Loading ncbi.map: 2,259,889
Loading ncbi.tre: 2,259,893
Current SAM file: 5-merged/tick-contigs-rescreen.merged.sam
Reads file: 1-fasta-sort/tick-contigs-rescreen.sorted.fasta
Output file: 6-rma/tick-contigs-rescreen.nucleotide.readCount.rma
Classifications: Taxonomy
Generating RMA6 file Parsing matches
Annotating RMA6 file using FAST mode (accession database and first accession per line)
Parsing file tick-contigs-rescreen.merged.sam
Parsing file: 5-merged/tick-contigs-rescreen.merged.sam
Input domination filter: MinPercentCoverToStronglyDominate=90.0 and TopPercentScoreToStronglyDominate=90.0
10% 20% 30% 40% 50% 60% Caught:
java.lang.NegativeArraySizeException: -1725067332
at megan/megan.parsers.blast.PostProcessMatches.apply(PostProcessMatches.java:117)
at megan/megan.parsers.blast.SAM2SAMIterator.next(SAM2SAMIterator.java:135)
at megan/megan.rma6.RMA6FromBlastCreator.parseFiles(RMA6FromBlastCreator.java:193)
at megan/megan.tools.SAM2RMA6.createRMA6FileFromSAM(SAM2RMA6.java:339)
at megan/megan.tools.SAM2RMA6.run(SAM2RMA6.java:303)
at megan/megan.tools.SAM2RMA6.main(SAM2RMA6.java:69)
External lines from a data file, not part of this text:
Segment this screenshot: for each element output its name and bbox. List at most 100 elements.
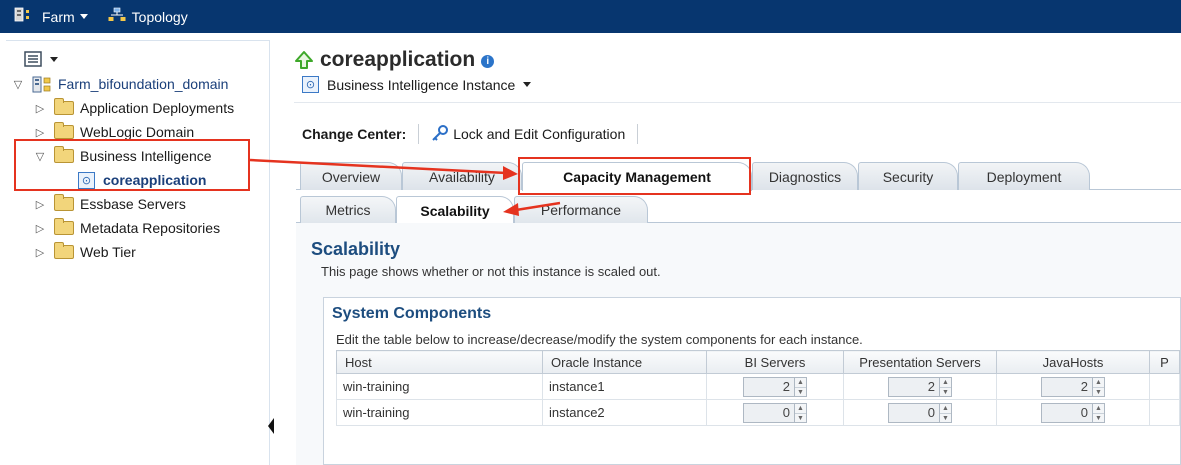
system-components-table: Host Oracle Instance BI Servers Presenta… xyxy=(336,350,1180,426)
column-header-host[interactable]: Host xyxy=(336,350,543,374)
system-components-panel: System Components Edit the table below t… xyxy=(323,297,1181,465)
navigation-panel: ▽ Farm_bifoundation_domain ▷ Application… xyxy=(6,40,270,465)
tab-label: Overview xyxy=(321,168,381,185)
tab-diagnostics[interactable]: Diagnostics xyxy=(752,162,858,190)
folder-icon xyxy=(54,98,74,115)
panel-description: Edit the table below to increase/decreas… xyxy=(336,332,863,347)
folder-icon xyxy=(54,242,74,259)
tab-overview[interactable]: Overview xyxy=(300,162,402,190)
spin-down-icon[interactable]: ▼ xyxy=(940,386,951,397)
tree-node-label: Application Deployments xyxy=(80,100,235,116)
spinner-buttons[interactable]: ▲ ▼ xyxy=(795,402,807,423)
cell-truncated xyxy=(1149,399,1180,426)
change-center-label: Change Center: xyxy=(302,126,407,142)
column-header-bi-servers[interactable]: BI Servers xyxy=(706,350,844,374)
bi-servers-spinner[interactable]: 0 ▲ ▼ xyxy=(713,402,837,423)
tree-node-label: WebLogic Domain xyxy=(80,124,195,140)
spinner-buttons[interactable]: ▲ ▼ xyxy=(1093,402,1105,423)
spinner-buttons[interactable]: ▲ ▼ xyxy=(940,402,952,423)
farm-icon xyxy=(14,7,36,26)
spinner-input[interactable]: 0 xyxy=(1041,402,1093,423)
tree-node-essbase-servers[interactable]: ▷ Essbase Servers xyxy=(12,192,262,216)
tab-availability[interactable]: Availability xyxy=(402,162,522,190)
annotation-highlight-tree xyxy=(14,139,250,191)
spinner-buttons[interactable]: ▲ ▼ xyxy=(940,376,952,397)
collapsed-triangle-icon[interactable]: ▷ xyxy=(34,246,46,259)
spin-down-icon[interactable]: ▼ xyxy=(795,412,806,423)
presentation-servers-spinner[interactable]: 2 ▲ ▼ xyxy=(850,376,990,397)
target-type-label: Business Intelligence Instance xyxy=(327,76,516,93)
column-header-javahosts[interactable]: JavaHosts xyxy=(996,350,1150,374)
tree-node-application-deployments[interactable]: ▷ Application Deployments xyxy=(12,96,262,120)
bi-servers-spinner[interactable]: 2 ▲ ▼ xyxy=(713,376,837,397)
column-header-presentation-servers[interactable]: Presentation Servers xyxy=(843,350,997,374)
farm-icon xyxy=(32,76,51,92)
cell-javahosts: 0 ▲ ▼ xyxy=(996,399,1150,426)
spin-down-icon[interactable]: ▼ xyxy=(940,412,951,423)
spinner-buttons[interactable]: ▲ ▼ xyxy=(795,376,807,397)
target-type-menu[interactable]: ⊙ Business Intelligence Instance xyxy=(302,76,532,93)
header-divider xyxy=(294,102,1181,103)
collapsed-triangle-icon[interactable]: ▷ xyxy=(34,102,46,115)
spinner-input[interactable]: 2 xyxy=(888,376,940,397)
page-title: coreapplication xyxy=(320,48,476,71)
collapsed-triangle-icon[interactable]: ▷ xyxy=(34,222,46,235)
javahosts-spinner[interactable]: 2 ▲ ▼ xyxy=(1003,376,1143,397)
farm-menu-label: Farm xyxy=(42,8,75,25)
spin-up-icon[interactable]: ▲ xyxy=(1093,378,1104,387)
chevron-down-icon xyxy=(50,56,58,62)
collapsed-triangle-icon[interactable]: ▷ xyxy=(34,198,46,211)
spinner-input[interactable]: 0 xyxy=(888,402,940,423)
expanded-triangle-icon[interactable]: ▽ xyxy=(12,78,24,91)
lock-and-edit-link[interactable]: Lock and Edit Configuration xyxy=(453,126,625,142)
spinner-input[interactable]: 0 xyxy=(743,402,795,423)
section-description: This page shows whether or not this inst… xyxy=(321,264,661,279)
collapsed-triangle-icon[interactable]: ▷ xyxy=(34,126,46,139)
table-header-row: Host Oracle Instance BI Servers Presenta… xyxy=(336,350,1180,374)
panel-collapse-handle[interactable] xyxy=(268,418,274,434)
spinner-input[interactable]: 2 xyxy=(743,376,795,397)
tree-root-label: Farm_bifoundation_domain xyxy=(58,76,229,92)
tree-node-farm[interactable]: ▽ Farm_bifoundation_domain xyxy=(12,72,262,96)
chevron-down-icon xyxy=(79,14,88,19)
main-content: coreapplication i ⊙ Business Intelligenc… xyxy=(280,40,1181,465)
javahosts-spinner[interactable]: 0 ▲ ▼ xyxy=(1003,402,1143,423)
spin-up-icon[interactable]: ▲ xyxy=(795,404,806,413)
tab-security[interactable]: Security xyxy=(858,162,958,190)
cell-bi-servers: 2 ▲ ▼ xyxy=(706,373,844,400)
tab-deployment[interactable]: Deployment xyxy=(958,162,1090,190)
tab-label: Availability xyxy=(429,168,495,185)
spin-up-icon[interactable]: ▲ xyxy=(795,378,806,387)
subtab-performance[interactable]: Performance xyxy=(514,196,648,223)
spin-up-icon[interactable]: ▲ xyxy=(940,404,951,413)
topology-menu-label: Topology xyxy=(131,8,188,25)
subtab-scalability[interactable]: Scalability xyxy=(396,196,514,224)
tree-node-label: Web Tier xyxy=(80,244,136,260)
spinner-input[interactable]: 2 xyxy=(1041,376,1093,397)
subtab-label: Metrics xyxy=(325,202,371,218)
bi-instance-icon: ⊙ xyxy=(302,76,319,93)
tree-node-web-tier[interactable]: ▷ Web Tier xyxy=(12,240,262,264)
presentation-servers-spinner[interactable]: 0 ▲ ▼ xyxy=(850,402,990,423)
info-icon[interactable]: i xyxy=(481,55,495,68)
spinner-buttons[interactable]: ▲ ▼ xyxy=(1093,376,1105,397)
column-header-oracle-instance[interactable]: Oracle Instance xyxy=(542,350,707,374)
tree-node-label: Essbase Servers xyxy=(80,196,186,212)
spin-up-icon[interactable]: ▲ xyxy=(940,378,951,387)
spin-down-icon[interactable]: ▼ xyxy=(1093,412,1104,423)
panel-title: System Components xyxy=(332,305,492,322)
subtab-metrics[interactable]: Metrics xyxy=(300,196,396,223)
subtab-label: Performance xyxy=(540,202,622,218)
key-icon xyxy=(431,124,449,144)
column-header-truncated[interactable]: P xyxy=(1149,350,1180,374)
tree-view-icon xyxy=(24,51,42,67)
chevron-down-icon xyxy=(523,82,532,87)
spin-down-icon[interactable]: ▼ xyxy=(1093,386,1104,397)
cell-javahosts: 2 ▲ ▼ xyxy=(996,373,1150,400)
tree-view-menu[interactable] xyxy=(24,51,58,67)
spin-down-icon[interactable]: ▼ xyxy=(795,386,806,397)
tree-node-metadata-repositories[interactable]: ▷ Metadata Repositories xyxy=(12,216,262,240)
spin-up-icon[interactable]: ▲ xyxy=(1093,404,1104,413)
farm-menu[interactable]: Farm xyxy=(14,7,88,26)
topology-menu[interactable]: Topology xyxy=(108,7,188,26)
Do you think this is due to using very large contigs? I do not need the alignments and am considering replacing cigar, seq, and qual fields with a *, and am wondering if this would be a quick fix.

Thanks,
Dan

Daniel · February 18, 2021, 2:19pm

This is due to the fact that MEGAN writes a read and all matches associated with it into a byte array. I use a doubling strategy when growing the array, which I will fix so that the program can assign max size array (but anything larger than that will require a redesign…)

Daniel · February 19, 2021, 4:18pm

Replacing cigars etc by “*” should work, the code should notice that info for computing the alignments is missing and will not try to report them (thus using less bytes per query)